The median age of presentation was 56 years, whereas the median body mass index was 28.3 kg/m. Endometroid variety was the most commonly diagnosed histopathology. There were no intraoperative complications reported. The median blood loss was 100 cc, and the median intraoperative time was 174 min. There were a total of 5 recurrences (5.6%). The outcome of this study was comparable to studies conducted in Caucasian population. The predicted 5-year survival rate according to Kaplan-Meier survival analysis is 95.45%, which is comparable to Caucasian studies.
Laparoscopic management of early-stage endometrial carcinoma is a standard practice worldwide. However, there is still a paucity of data from the Indian subcontinent regarding the outcomes of laparoscopic surgery in endometrial carcinoma. The Asian perspective has been highlighted by a number of studies from China and Japan. To our knowledge, this study is the first from India to analyze the surgicopathological outcomes following laparoscopic surgery in endometrial carcinoma. The outcome of this study was comparable to studies conducted in Caucasian population.
本文的背景基于两个主要主题,即妇科肿瘤学和微创手术。本研究的目的是报告一系列印度女性子宫内膜癌病例的腹腔镜手术分期管理情况。
本研究在一家私立医院(微创妇科转诊中心)进行。这是一项回顾性研究(加拿大工作组分类II - 3)。88例临床早期子宫内膜癌患者接受了腹腔镜手术分期,并根据最终手术病理分期进行治疗。所有患者均接受了子宫内膜癌的腹腔镜手术分期,必要时接受辅助治疗。收集了手术和病理结果的数据。随访时测量无复发生存期和总生存期。使用Kaplan - Meier生存分析计算生存分析。

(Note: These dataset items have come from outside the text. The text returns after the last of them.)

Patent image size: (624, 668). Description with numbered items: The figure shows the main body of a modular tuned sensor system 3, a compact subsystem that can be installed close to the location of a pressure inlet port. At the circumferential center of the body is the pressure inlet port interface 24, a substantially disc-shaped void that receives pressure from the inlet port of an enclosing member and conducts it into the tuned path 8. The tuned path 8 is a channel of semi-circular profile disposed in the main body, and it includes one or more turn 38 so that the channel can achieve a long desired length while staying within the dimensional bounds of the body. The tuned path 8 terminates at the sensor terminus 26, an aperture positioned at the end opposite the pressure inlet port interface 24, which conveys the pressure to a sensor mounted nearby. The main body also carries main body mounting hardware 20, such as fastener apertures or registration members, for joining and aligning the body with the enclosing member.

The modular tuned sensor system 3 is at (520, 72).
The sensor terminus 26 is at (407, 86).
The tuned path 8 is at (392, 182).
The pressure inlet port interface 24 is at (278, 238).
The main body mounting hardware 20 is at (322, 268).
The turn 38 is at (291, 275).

就诊时的中位年龄为56岁,而中位体重指数为28.3kg/m。子宫内膜样类型是最常见的诊断组织病理学类型。未报告术中并发症。中位失血量为100cc,中位手术时间为174分钟。共有5例复发(5.6%)。本研究结果与在白种人群中进行的研究相当。根据Kaplan - Meier生存分析预测的5年生存率为95.45%,与白种人研究相当。
腹腔镜治疗早期子宫内膜癌在全球是一种标准做法。然而,印度次大陆关于子宫内膜癌腹腔镜手术结果的数据仍然匮乏。中国和日本的多项研究突出了亚洲视角。据我们所知,本研究是印度第一项分析子宫内膜癌腹腔镜手术后手术病理结果的研究。本研究结果与在白种人群中进行的研究相当。